Over the past couple weeks, it has been really difficult to find the time, energy, and desire to write. I’ve been spending so much of my time sleeping or watching shows on Netflix and I’ve been feeling like I’ve been regressing back to my low point over a year ago. There are so many things that I want to write about and engage with but being able to actually do that? Usually very difficult.
I wish that depression was an easy fix, that I had the desire to do the things I love. Most of my days blend together, with me spending a ridiculous amount of time laying in bed because getting out of bed is difficult. Marathoning television shows is one of the few things that I regularly do.
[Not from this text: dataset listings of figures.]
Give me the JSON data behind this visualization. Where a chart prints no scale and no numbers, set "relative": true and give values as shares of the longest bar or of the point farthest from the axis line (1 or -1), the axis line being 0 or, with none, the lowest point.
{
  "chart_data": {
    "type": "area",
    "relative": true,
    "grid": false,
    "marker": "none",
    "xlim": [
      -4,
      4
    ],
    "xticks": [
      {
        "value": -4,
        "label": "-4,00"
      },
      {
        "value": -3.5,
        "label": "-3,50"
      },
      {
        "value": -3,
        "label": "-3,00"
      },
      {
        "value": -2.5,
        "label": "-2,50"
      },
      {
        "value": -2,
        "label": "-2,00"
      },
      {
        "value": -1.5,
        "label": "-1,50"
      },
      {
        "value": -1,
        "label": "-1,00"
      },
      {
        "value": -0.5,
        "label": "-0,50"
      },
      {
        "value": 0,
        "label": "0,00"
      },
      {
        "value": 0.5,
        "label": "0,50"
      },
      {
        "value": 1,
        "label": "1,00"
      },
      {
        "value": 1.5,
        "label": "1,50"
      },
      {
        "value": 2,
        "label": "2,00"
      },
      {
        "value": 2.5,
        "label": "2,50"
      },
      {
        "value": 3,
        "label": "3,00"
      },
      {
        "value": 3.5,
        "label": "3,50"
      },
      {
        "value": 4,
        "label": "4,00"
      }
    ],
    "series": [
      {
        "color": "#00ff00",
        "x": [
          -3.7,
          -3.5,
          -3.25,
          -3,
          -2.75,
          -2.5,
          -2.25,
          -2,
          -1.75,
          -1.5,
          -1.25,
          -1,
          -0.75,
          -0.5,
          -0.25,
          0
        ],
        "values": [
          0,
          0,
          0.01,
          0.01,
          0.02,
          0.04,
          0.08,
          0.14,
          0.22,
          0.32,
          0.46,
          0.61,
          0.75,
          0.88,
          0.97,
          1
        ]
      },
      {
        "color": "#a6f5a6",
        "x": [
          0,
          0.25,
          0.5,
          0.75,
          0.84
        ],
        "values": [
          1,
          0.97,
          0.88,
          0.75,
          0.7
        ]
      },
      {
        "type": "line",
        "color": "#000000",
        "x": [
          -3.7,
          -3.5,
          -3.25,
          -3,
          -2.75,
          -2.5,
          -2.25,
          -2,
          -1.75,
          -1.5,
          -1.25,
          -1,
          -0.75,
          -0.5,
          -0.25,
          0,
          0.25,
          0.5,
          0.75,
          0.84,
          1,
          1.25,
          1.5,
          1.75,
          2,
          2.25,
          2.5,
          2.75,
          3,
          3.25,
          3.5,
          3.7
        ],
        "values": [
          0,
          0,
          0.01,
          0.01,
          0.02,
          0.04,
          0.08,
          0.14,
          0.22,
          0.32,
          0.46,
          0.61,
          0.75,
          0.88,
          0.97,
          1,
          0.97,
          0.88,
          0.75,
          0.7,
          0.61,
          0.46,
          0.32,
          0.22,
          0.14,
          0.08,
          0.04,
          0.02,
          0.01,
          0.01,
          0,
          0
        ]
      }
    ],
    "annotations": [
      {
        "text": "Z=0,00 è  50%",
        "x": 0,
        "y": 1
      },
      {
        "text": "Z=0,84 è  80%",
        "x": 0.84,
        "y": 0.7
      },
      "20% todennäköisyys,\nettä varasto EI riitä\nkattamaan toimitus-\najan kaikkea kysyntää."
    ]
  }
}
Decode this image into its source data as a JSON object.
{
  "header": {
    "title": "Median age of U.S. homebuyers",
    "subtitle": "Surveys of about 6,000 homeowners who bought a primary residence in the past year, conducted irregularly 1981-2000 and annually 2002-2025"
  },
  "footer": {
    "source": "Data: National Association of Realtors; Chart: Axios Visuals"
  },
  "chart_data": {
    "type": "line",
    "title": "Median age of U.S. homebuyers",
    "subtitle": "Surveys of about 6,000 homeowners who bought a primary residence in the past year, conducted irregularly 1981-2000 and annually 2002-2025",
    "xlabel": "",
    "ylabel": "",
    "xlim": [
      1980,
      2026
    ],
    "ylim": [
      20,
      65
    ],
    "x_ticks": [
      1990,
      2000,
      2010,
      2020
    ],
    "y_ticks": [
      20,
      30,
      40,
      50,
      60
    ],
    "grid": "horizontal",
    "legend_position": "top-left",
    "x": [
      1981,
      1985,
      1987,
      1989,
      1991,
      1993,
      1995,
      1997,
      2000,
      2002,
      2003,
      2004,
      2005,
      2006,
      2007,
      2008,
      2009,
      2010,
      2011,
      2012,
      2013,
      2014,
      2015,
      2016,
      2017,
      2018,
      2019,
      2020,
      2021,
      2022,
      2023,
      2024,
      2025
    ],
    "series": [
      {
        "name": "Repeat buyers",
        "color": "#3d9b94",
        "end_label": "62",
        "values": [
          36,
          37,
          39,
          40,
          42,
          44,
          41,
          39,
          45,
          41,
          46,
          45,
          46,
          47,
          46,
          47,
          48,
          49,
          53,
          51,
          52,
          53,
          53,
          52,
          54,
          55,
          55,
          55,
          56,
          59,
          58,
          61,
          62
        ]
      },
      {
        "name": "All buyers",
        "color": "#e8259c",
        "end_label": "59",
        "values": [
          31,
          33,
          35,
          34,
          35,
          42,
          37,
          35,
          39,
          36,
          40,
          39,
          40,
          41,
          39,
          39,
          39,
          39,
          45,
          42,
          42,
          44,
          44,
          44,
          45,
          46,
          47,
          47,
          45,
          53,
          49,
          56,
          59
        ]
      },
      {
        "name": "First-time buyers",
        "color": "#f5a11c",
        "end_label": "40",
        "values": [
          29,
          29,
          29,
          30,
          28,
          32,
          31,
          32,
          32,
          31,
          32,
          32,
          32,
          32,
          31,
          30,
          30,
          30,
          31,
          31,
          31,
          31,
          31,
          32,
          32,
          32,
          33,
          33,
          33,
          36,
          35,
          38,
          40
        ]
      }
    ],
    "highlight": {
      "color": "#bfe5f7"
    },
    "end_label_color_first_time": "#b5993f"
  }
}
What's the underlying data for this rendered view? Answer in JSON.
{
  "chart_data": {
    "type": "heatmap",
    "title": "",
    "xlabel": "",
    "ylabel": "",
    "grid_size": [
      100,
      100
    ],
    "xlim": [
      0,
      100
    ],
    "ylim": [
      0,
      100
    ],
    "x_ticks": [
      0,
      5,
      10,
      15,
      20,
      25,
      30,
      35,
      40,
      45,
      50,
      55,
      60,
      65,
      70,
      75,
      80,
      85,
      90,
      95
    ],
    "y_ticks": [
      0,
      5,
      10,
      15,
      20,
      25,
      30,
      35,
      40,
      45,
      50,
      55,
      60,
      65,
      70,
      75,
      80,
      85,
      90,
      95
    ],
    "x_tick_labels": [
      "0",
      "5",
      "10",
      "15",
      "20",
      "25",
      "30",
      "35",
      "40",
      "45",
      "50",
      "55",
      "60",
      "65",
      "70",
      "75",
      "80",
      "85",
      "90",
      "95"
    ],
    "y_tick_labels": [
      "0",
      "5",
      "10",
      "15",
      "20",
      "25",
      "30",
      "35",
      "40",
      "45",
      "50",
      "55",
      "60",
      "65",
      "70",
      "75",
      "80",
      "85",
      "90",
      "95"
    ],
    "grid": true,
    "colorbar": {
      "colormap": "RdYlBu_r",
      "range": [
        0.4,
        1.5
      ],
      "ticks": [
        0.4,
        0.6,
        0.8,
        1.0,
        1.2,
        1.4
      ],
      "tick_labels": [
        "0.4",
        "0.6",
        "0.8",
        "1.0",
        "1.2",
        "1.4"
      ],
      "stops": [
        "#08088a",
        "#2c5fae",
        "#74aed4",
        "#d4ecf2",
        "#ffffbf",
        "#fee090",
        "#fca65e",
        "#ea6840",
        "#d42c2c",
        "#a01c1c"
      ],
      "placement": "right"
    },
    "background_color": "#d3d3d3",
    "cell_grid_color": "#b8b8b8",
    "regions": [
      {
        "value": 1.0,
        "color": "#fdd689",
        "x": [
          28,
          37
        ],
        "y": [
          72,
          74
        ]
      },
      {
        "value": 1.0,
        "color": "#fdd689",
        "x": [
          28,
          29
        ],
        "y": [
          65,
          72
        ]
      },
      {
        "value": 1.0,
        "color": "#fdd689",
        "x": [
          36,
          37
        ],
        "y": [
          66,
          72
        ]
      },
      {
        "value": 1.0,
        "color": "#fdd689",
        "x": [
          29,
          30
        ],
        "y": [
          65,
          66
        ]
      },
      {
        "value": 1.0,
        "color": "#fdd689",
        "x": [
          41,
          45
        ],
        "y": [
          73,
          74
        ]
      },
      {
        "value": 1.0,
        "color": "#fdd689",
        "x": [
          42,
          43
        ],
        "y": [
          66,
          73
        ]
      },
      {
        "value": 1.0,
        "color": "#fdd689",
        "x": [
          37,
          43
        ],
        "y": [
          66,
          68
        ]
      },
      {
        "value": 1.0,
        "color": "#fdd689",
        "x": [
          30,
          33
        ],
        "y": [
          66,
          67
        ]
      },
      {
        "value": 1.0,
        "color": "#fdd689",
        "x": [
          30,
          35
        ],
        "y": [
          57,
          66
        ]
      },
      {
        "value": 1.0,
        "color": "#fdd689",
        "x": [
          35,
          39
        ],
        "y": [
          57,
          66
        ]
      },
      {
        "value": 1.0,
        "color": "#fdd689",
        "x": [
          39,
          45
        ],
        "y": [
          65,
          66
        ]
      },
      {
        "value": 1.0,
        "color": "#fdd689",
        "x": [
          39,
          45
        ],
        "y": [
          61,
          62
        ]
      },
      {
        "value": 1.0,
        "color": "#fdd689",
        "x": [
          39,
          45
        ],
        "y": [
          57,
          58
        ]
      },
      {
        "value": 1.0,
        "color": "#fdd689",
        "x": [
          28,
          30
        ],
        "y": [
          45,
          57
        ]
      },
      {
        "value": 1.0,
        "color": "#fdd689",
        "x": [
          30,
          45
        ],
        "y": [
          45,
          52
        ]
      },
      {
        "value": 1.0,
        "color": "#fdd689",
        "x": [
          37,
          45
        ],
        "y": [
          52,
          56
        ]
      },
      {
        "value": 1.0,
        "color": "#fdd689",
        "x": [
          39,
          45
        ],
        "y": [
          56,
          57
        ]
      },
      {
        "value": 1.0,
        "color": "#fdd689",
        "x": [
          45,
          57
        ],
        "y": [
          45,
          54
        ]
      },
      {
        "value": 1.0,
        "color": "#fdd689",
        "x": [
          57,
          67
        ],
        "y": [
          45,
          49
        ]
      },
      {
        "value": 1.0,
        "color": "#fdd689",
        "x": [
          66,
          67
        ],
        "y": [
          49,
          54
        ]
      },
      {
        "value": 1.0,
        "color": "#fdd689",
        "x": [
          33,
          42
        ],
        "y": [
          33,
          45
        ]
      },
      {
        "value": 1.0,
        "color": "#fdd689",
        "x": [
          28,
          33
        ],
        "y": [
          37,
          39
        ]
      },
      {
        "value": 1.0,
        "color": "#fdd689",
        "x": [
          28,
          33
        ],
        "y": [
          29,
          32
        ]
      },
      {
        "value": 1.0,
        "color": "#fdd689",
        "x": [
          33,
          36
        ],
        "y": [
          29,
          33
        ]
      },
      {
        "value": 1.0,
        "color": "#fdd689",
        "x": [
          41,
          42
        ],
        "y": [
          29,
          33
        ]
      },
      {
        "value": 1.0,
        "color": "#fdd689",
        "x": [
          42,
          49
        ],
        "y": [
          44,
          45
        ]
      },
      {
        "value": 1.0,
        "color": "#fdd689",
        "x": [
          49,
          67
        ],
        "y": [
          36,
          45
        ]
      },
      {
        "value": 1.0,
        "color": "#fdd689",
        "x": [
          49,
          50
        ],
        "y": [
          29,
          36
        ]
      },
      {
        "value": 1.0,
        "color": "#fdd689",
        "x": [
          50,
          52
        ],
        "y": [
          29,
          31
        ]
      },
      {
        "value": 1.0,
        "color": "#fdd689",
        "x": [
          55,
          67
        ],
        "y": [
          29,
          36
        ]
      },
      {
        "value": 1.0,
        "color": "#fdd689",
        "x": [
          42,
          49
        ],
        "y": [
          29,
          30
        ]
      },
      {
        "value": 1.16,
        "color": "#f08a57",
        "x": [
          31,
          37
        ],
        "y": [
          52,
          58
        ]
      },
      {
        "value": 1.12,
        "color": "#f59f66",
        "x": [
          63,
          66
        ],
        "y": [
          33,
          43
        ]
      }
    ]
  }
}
Hyperbole and a Half’s Adventures in Depression is a great representation for so much of my experiences with depression. Getting up and doing things is so difficult sometimes and nothing seems to motivate me to get many things accomplished. Allie (the author of Hyperbole and a Half) wrote about one experience that I’ve gone through many times:
I spent months shut in my house, surfing the internet on top of a pile of my own dirty laundry which I set on the couch for “just a second” because I experienced a sudden moment of apathy on my way to the washer and couldn’t continue. And then, two weeks later, I still hadn’t completed that journey. But who cares – it wasn’t like I had been showering regularly and sitting on a pile of clothes isn’t necessarily uncomfortable. But even if it was, I couldn’t feel anything through the self hatred anyway, so it didn’t matter. JUST LIKE EVERYTHING ELSE.